Professor Palmer has taught at prestigious institutions around the world, including Harvard and Oxford, but returned to Western Australia in 2003 to take up a position at the University of Western Australia medical school as the foundation chair in genetic epidemiology.
At just 37 years of age Professor Palmer is the youngest scientist to be appointed to a chair at the medical school, and the initiator and director of the largest medical research informatics project in Australia’s history, the Western Australian Genetic Epidemiology Resource.
“We are essentially trying to determine the genetic and environ-mental factors that cause disease in humans,” Professor Palmer said.
“We are in the middle of a genomics revolution. It is one of the fastest aggregating areas of human knowledge, and we are producing more information about the human genome than any other area of science.
“We need to work out how to apply this knowledge to help people, because if we understand the genetic basis of a disease, we can understand what causes it.
“Most chronic diseases like obesity, cardio vascular disease, cancer and diabetes are the reason we can’t afford our own health care system.”
Professor Palmer said that, with the human genome only fully mapped in 2003, medical research was at the beginning of its ability to understand genetic diseases.
And WA is one of the best places in the world to undertake this sort of research, he says.
State governments have compiled an anonymous population-based health registry during the past 30 years, something unique in the world and which Professor Palmer said was a truly exceptional resource.
“We essentially have 30 years’ worth of the most complete medical research data, which helps to make Western Australia a world leader in epidemiological research,” he said.
“My job is to build on that and make it the best in the world in genetic research.

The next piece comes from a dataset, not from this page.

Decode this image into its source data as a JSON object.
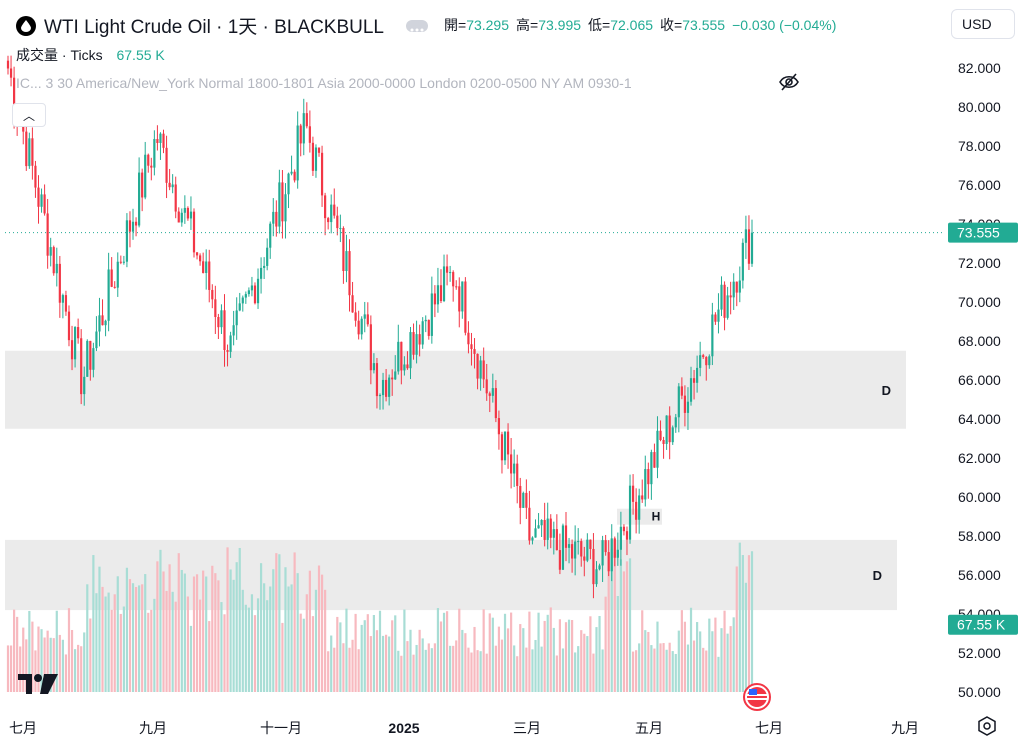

“We are heading towards a WA genome project which will involve going to everyone in WA and asking for a research sample and linking that to the medical research data we have.

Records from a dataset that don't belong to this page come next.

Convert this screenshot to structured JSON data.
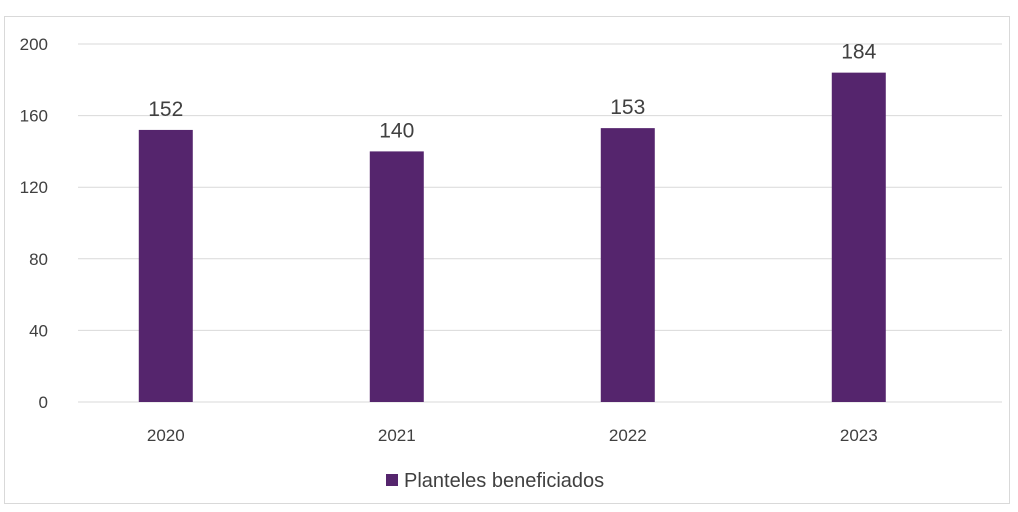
{
  "chart_data": {
    "type": "bar",
    "categories": [
      "2020",
      "2021",
      "2022",
      "2023"
    ],
    "series": [
      {
        "name": "Planteles beneficiados",
        "values": [
          152,
          140,
          153,
          184
        ],
        "color": "#55256d"
      }
    ],
    "ylim": [
      0,
      200
    ],
    "yticks": [
      0,
      40,
      80,
      120,
      160,
      200
    ],
    "grid": true,
    "legend": "bottom",
    "data_labels": true
  }
}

“If we could do that, we could have a huge resource – it would be like the Busselton Population Study, which is recognised around the world, on a much larger scale.”
Professor Palmer said he was aiming to undertake a pilot project in the next two years with between 20,000 and 30,000 people, and then complete a statewide project at a cost up to $40 million.
“If we don’t do this in the next five years it won’t be worth doing. Australia isn’t going to be known for sending probes to Mars, building warships or particle accelerators, but this genome project would mean we had the best genetic research tool in the world, and every geneticist in the world would want to come here,” he said.
Professor Palmer said the skills base available in WA was excellent, with the top students he taught in Australia as accomplished as those at Oxford and Harvard.
“WA really produces world-class people; the difficult thing is keeping them here,” Professor Palmer said.
“We want young Australians to feel that they don’t have to go overseas, and the opportunity to be able to build something which could help keep them here is part of the reason why I came back to WA.
“Australia has been very good to my wife and I, and we always intended to come back and give something back to the country that has given us so much.”